Anne and Jean in Penrhyn Bay before going to the Royal Northern College, Manchester for the prize winners’ concert for the Webster Booth prize.
I did not meet Jean when I visited Anne in Penrhyn Bay in 1990, although Anne told me a great deal about her while I was there. Jean had even made a cake for our tea! Jean and I began our correspondence in 2007 and we often said how sorry we were that we had not met each other in 1990 as we could have become good friends.
After Webster’s death, Anne went on holiday with the Buckleys every year. They usually took self-catering accommodation and Jean did all the cooking.
Maurice and Jean on holiday with Anne and Bonnie in the 1990s.
Jean did a great deal to help Anne as she got older. She and Maurice created an en suite room in their home and would have been happy to have Anne to live there if ever she felt unable to continue living in her own home. Even when Maurice became ill, Jean still took Anne shopping, to doctor’s appointments and to the annual prize winners’ concert at the RNCM. When Anne’s gardener could not continue working Jean even helped Anne with the gardening!

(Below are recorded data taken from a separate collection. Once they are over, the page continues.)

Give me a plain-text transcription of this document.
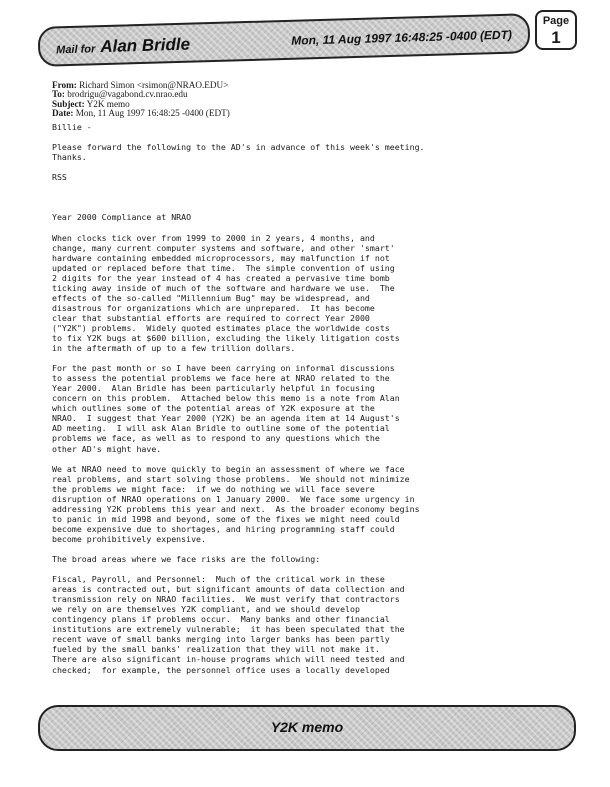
Mail for Alan Bridle	Mon, 11 Aug 1997 16:48:25 -0400 (EDT)
Page
1
From: Richard Simon <rsimon@NRAO.EDU>
To: brodrigu@vagabond.cv.nrao.edu
Subject: Y2K memo
Date: Mon, 11 Aug 1997 16:48:25 -0400 (EDT)
Billie -
Please forward the following to the AD's in advance of this week's meeting.
Thanks.
RSS
Year 2000 Compliance at NRAO
When clocks tick over from 1999 to 2000 in 2 years, 4 months, and
change, many current computer systems and software, and other 'smart'
hardware containing embedded microprocessors, may malfunction if not
updated or replaced before that time.  The simple convention of using
2 digits for the year instead of 4 has created a pervasive time bomb
ticking away inside of much of the software and hardware we use.  The
effects of the so-called "Millennium Bug" may be widespread, and
disastrous for organizations which are unprepared.  It has become
clear that substantial efforts are required to correct Year 2000
("Y2K") problems.  Widely quoted estimates place the worldwide costs
to fix Y2K bugs at $600 billion, excluding the likely litigation costs
in the aftermath of up to a few trillion dollars.
For the past month or so I have been carrying on informal discussions
to assess the potential problems we face here at NRAO related to the
Year 2000.  Alan Bridle has been particularly helpful in focusing
concern on this problem.  Attached below this memo is a note from Alan
which outlines some of the potential areas of Y2K exposure at the
NRAO.  I suggest that Year 2000 (Y2K) be an agenda item at 14 August's
AD meeting.  I will ask Alan Bridle to outline some of the potential
problems we face, as well as to respond to any questions which the
other AD's might have.
We at NRAO need to move quickly to begin an assessment of where we face
real problems, and start solving those problems.  We should not minimize
the problems we might face:  if we do nothing we will face severe
disruption of NRAO operations on 1 January 2000.  We face some urgency in
addressing Y2K problems this year and next.  As the broader economy begins
to panic in mid 1998 and beyond, some of the fixes we might need could
become expensive due to shortages, and hiring programming staff could
become prohibitively expensive.
The broad areas where we face risks are the following:
Fiscal, Payroll, and Personnel:  Much of the critical work in these
areas is contracted out, but significant amounts of data collection and
transmission rely on NRAO facilities.  We must verify that contractors
we rely on are themselves Y2K compliant, and we should develop
contingency plans if problems occur.  Many banks and other financial
institutions are extremely vulnerable;  it has been speculated that the
recent wave of small banks merging into larger banks has been partly
fueled by the small banks' realization that they will not make it.
There are also significant in-house programs which will need tested and
checked;  for example, the personnel office uses a locally developed
Y2K memo
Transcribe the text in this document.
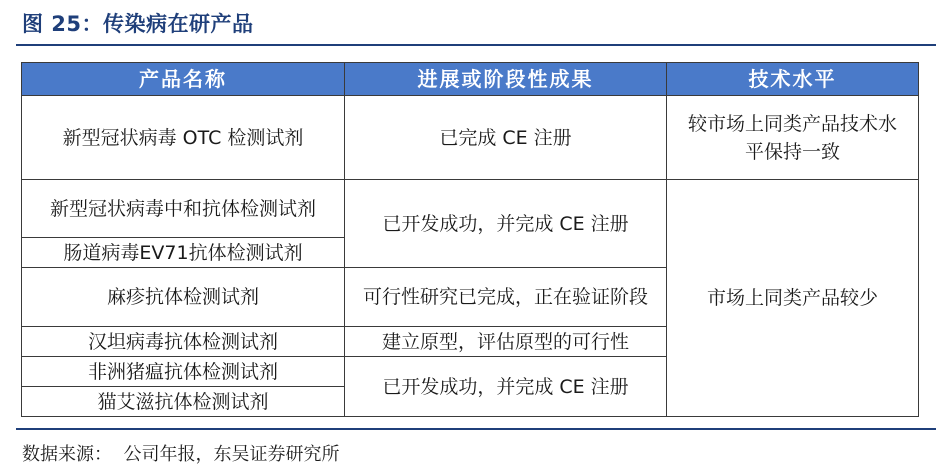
图 25：传染病在研产品
产品名称	进展或阶段性成果	技术水平
新型冠状病毒 OTC 检测试剂	已完成 CE 注册	较市场上同类产品技术水平保持一致
新型冠状病毒中和抗体检测试剂	已开发成功，并完成 CE 注册	市场上同类产品较少
肠道病毒EV71抗体检测试剂		
麻疹抗体检测试剂	可行性研究已完成，正在验证阶段	
汉坦病毒抗体检测试剂	建立原型，评估原型的可行性	
非洲猪瘟抗体检测试剂	已开发成功，并完成 CE 注册	
猫艾滋抗体检测试剂		
数据来源：  公司年报，东吴证券研究所
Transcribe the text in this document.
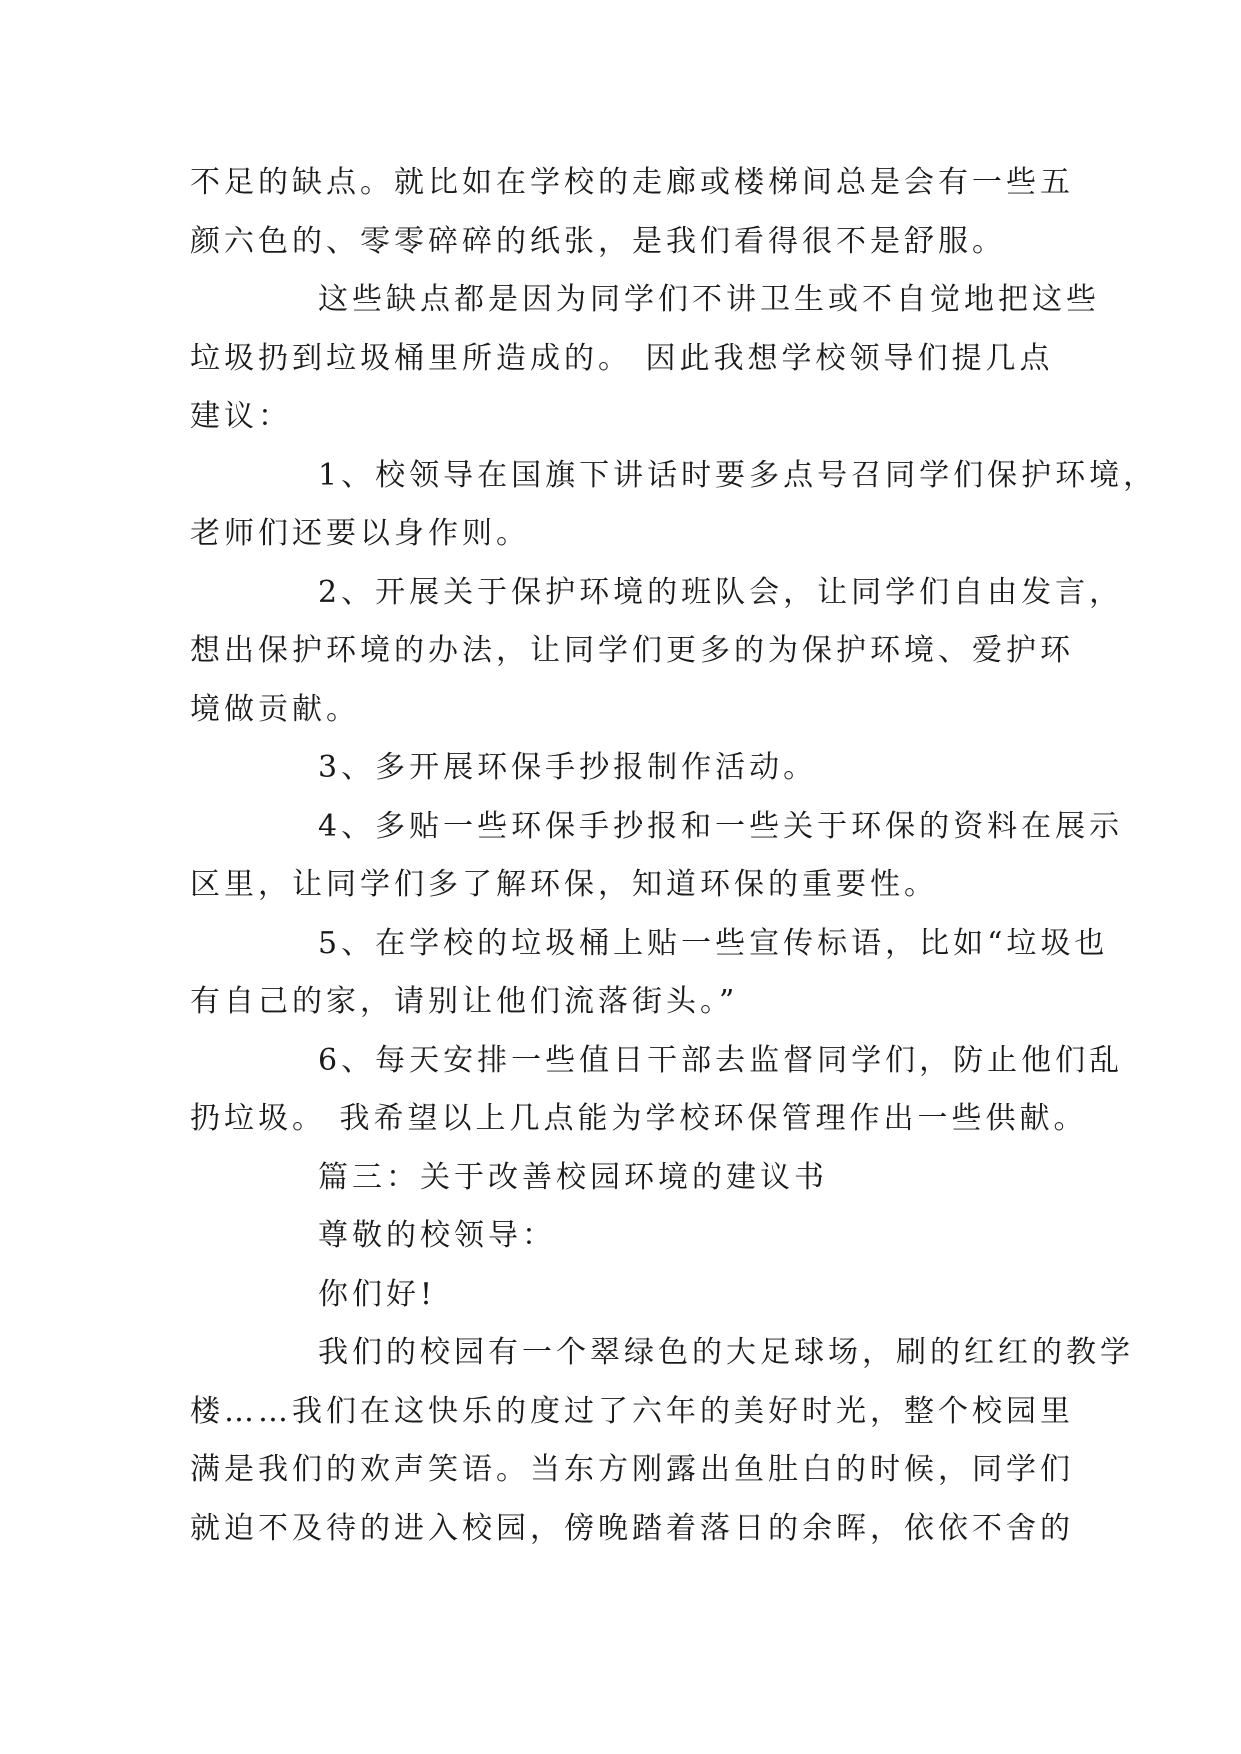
不足的缺点。就比如在学校的走廊或楼梯间总是会有一些五
颜六色的、零零碎碎的纸张，是我们看得很不是舒服。

这些缺点都是因为同学们不讲卫生或不自觉地把这些
垃圾扔到垃圾桶里所造成的。 因此我想学校领导们提几点
建议：

1、校领导在国旗下讲话时要多点号召同学们保护环境，
老师们还要以身作则。

2、开展关于保护环境的班队会，让同学们自由发言，
想出保护环境的办法，让同学们更多的为保护环境、爱护环
境做贡献。

3、多开展环保手抄报制作活动。

4、多贴一些环保手抄报和一些关于环保的资料在展示
区里，让同学们多了解环保，知道环保的重要性。

5、在学校的垃圾桶上贴一些宣传标语，比如“垃圾也
有自己的家，请别让他们流落街头。”

6、每天安排一些值日干部去监督同学们，防止他们乱
扔垃圾。 我希望以上几点能为学校环保管理作出一些供献。

篇三：关于改善校园环境的建议书

尊敬的校领导：

你们好!

我们的校园有一个翠绿色的大足球场，刷的红红的教学
楼……我们在这快乐的度过了六年的美好时光，整个校园里
满是我们的欢声笑语。当东方刚露出鱼肚白的时候，同学们
就迫不及待的进入校园，傍晚踏着落日的余晖，依依不舍的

Sadly, Anne and Jean fell out over a trivial matter several years before Anne’s death and they were never reconciled. I corresponded regularly with Jean for over ten years and I was sad when she lost her sight and had to move to a frail care home. She developed Alzheimer’s disease and I cannot imagine how difficult it must have been to be in strange surroundings, unable to see and not remembering very much. She was an only child and had no children of her own. I was sad to hear that she died on 20 July 2017 at the age of eighty-seven. I hope she is now at peace. I will treasure the letters and emails she wrote to me, and the photos and memorabilia she sent to me. She will be sadly missed, but fondly remembered by me and friends who loved her.